22 de fevereiro de 2010

Pra pisar no chão do inferno.

(Posso dizer que estou livre porque meu pacote foi completo).

1 -
Domingo sinistro nas ventas. O dia mais longo do ano de 2010. Por algum mistério do maldito cosmos é assim que estão todos. A amiga que terminou seu romance, a outra amiga com sua intensidade interna em conflito com seu instinto de preservação e o amigo que, do contra, mas cheio de sentido, se sente bem pela possibilidade de um futuro verdadeiramente novo. Estamos todos lá. Fazemos firulas e implicamos uns com os outros. Por prazer e intimidade.
2 -
O motivo da reunião é nobilíssimo: uma criança que comemora. Cerveja e salgadinhos pros adultos e escorrega e trepa-trepa pras crianças. Um equilíbrio quase perfeito. Claro que há muitas ironias no ar. A tristeza de um casal que finge não ter tristeza, a ruiva-falsa e sua mudança de data de retorno, a mulher mais bonita que é lésbica e nunca olharia pra mim - mesmo que olhe de um jeito que não é o que eu gostaria.
3 -
Mas não importa. Estamos no mundo e ele gira cheio de crueldades. Reparar em flores é sempre uma fraqueza: pra mim, pra nós e pro ser mais poderoso da terra. Em outras palavras: o mundo só gira porque não repara nas flores.
4 -
Volto antes da expectativa. Eles reclamam e argumentam que agora é a hora: a maioria irá embora e haverá cerveja e maconha. Concordo com o bom argumento, mas volto mesmo assim. Ando com uma gravata de Carnaval pelas ruas. Gravata da festa e que pus pela festa. Vermelha de bolinhas amarelas. Passo em frente a uma casa e abaixo a cabeça. A ironia é eterna e o mundo é cheio de gracinhas.
5 -
Decido que devo tocar o chão do inferno. Se a loucura existe eu não posso a ignorar. Na caminhada decido que vou até o fim. Farei o circuito, me entregarei na mão de um monte de trágicos-palhaços e dormirei bem morto hoje. A morte, ainda que me pareça terrível, pode ser a paz.
6 -
Estratégia feita e Coimbra na fita.
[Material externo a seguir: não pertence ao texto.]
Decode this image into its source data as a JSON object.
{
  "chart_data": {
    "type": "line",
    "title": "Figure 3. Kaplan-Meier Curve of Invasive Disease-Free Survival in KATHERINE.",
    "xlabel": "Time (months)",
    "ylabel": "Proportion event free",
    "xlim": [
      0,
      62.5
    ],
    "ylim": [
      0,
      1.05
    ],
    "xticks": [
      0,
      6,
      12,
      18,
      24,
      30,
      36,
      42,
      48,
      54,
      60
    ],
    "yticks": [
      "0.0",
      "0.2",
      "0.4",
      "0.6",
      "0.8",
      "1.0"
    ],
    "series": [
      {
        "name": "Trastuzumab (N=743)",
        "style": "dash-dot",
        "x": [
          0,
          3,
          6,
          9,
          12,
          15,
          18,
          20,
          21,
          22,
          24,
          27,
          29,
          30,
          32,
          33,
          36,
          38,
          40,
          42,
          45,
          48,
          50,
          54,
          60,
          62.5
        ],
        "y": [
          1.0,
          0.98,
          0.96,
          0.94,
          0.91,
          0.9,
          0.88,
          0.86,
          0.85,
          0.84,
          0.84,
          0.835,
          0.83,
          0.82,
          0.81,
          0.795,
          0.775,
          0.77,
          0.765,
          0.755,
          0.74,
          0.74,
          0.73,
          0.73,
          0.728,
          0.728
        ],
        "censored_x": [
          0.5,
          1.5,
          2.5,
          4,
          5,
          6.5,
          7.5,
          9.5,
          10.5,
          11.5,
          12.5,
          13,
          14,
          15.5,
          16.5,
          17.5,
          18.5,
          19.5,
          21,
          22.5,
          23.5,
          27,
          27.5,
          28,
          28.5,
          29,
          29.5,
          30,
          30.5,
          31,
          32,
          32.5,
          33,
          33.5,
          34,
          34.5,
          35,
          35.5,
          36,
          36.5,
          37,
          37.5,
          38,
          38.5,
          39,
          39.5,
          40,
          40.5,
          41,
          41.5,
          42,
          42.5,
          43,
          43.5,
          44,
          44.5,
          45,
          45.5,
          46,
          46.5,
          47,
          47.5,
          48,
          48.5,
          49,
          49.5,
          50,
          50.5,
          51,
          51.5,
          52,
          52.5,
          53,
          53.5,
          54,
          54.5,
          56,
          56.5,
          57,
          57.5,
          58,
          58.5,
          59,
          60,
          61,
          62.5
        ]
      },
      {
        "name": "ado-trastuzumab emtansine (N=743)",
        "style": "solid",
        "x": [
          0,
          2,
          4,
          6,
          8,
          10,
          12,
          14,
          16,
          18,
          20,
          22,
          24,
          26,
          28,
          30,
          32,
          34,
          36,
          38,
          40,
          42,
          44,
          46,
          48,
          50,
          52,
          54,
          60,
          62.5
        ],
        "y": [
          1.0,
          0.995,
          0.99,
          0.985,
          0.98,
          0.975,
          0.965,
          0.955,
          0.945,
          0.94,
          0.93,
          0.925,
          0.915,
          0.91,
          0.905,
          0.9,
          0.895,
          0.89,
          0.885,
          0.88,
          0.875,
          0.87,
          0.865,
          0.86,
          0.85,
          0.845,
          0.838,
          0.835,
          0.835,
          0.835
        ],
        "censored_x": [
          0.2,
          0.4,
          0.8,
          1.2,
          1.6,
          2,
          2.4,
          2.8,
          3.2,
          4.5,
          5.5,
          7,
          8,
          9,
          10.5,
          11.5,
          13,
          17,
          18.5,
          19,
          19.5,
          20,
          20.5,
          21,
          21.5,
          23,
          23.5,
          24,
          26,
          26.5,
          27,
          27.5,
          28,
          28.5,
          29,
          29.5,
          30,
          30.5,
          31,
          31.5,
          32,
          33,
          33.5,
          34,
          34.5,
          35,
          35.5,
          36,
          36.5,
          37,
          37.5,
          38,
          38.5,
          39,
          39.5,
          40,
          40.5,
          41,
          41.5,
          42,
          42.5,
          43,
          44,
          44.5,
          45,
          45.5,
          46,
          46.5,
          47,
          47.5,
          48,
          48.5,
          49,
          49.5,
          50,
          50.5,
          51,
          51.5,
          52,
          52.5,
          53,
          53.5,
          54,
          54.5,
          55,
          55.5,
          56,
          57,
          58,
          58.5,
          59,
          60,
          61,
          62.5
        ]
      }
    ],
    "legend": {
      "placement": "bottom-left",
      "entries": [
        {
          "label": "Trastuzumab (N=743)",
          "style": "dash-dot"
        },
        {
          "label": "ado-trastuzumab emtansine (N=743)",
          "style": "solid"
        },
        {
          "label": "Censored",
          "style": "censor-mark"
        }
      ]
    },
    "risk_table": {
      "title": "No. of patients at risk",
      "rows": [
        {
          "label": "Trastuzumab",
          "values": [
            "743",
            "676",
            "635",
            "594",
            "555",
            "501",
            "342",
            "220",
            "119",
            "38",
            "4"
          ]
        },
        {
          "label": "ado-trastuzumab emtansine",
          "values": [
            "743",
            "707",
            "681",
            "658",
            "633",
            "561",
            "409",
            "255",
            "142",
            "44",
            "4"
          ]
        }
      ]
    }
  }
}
Faz anos que não vou lá e por isso hoje eu vou. Vou mijar na privada mais nojenta da Z. Sul e vejo as marcas de merdas de vidas passadas. Tento, como um herói sem um dragão, limpar, com o jato do meu mijo amarelo, a bosta ressecada e marrom que está incrustada na louça. Perco a tentativa e assumo que a bosta incrustada é a vencedora. Bebo uma aqui e levo o resto pra casa.
7 -
Bebendo no Coimbra penso em 3 coisas e leio o papel sobre Jesus que fala sobre ovelhas que recebi no meio do caminho. Reparo no jogo de cartas dos caras e acho que é melhor mesmo eu não saber jogar o que eles jogam. Acendo um cigarro pra ver se a lei anti-fumo já chegou aqui e fico contente ao saber que não. Respiro fundo e sinto o cheiro de mijo de cachorro misturado com amônia que prevalece no bar.
As baratinhas passeiam por perto, mas não as deixo passear pelo meu copo. Eu é que mando. Sou um local, um caiçara. Peço o saquinho pras cervejas que levo e ouço a velha e repetida piada machista. Ok, se eu sei do se trata, eu topo.
8 -
Em casa o arquivo aberto e uma ou outra navegada na Internet. Nenhuma novidade e nenhum milagre, infelizmente. Decido o sabor da pizza, mas seguro o pedido. Quando eu for comer é pra dormir. Abro pela primeira vez a agenda/2010, faço uma lista fria e preparo meu dia de amanhã: incluo horário pra acordar e caminhada.
Espero que eu siga a lista. Ela é fria, mas tem bom senso. Decido terminar meu whiskey entre uma cerveja e outra. Como uma despedida com cara de até logo.
9 -
O dia foi longo, mas foi o que poderia ser. É estúpido esperar milagres em paisagens desertas. As coisas são lentas e fatais. "Um dia depois do outro", como diz o velho Buk querendo ser mais razoável e dividido pela briga entre o velho que tá pra morrer e a vitalidade que se sente na alma, mas não no corpo. Porque o corpo, querrendo ou não, sempre envelhece pela ação do tempo.
10 -
Já que todos falaram, eu repito também. É amanhã que o ano começa. Primeira segunda pós Carnaval é a explicação/consolo pra todos que sentem cansaço e outras tristezas discretas. Por isso a lista e os planos repetidos.
O ano não começou e só começará amanhã. Amanhã será bem melhor. É sempre bom pensar assim.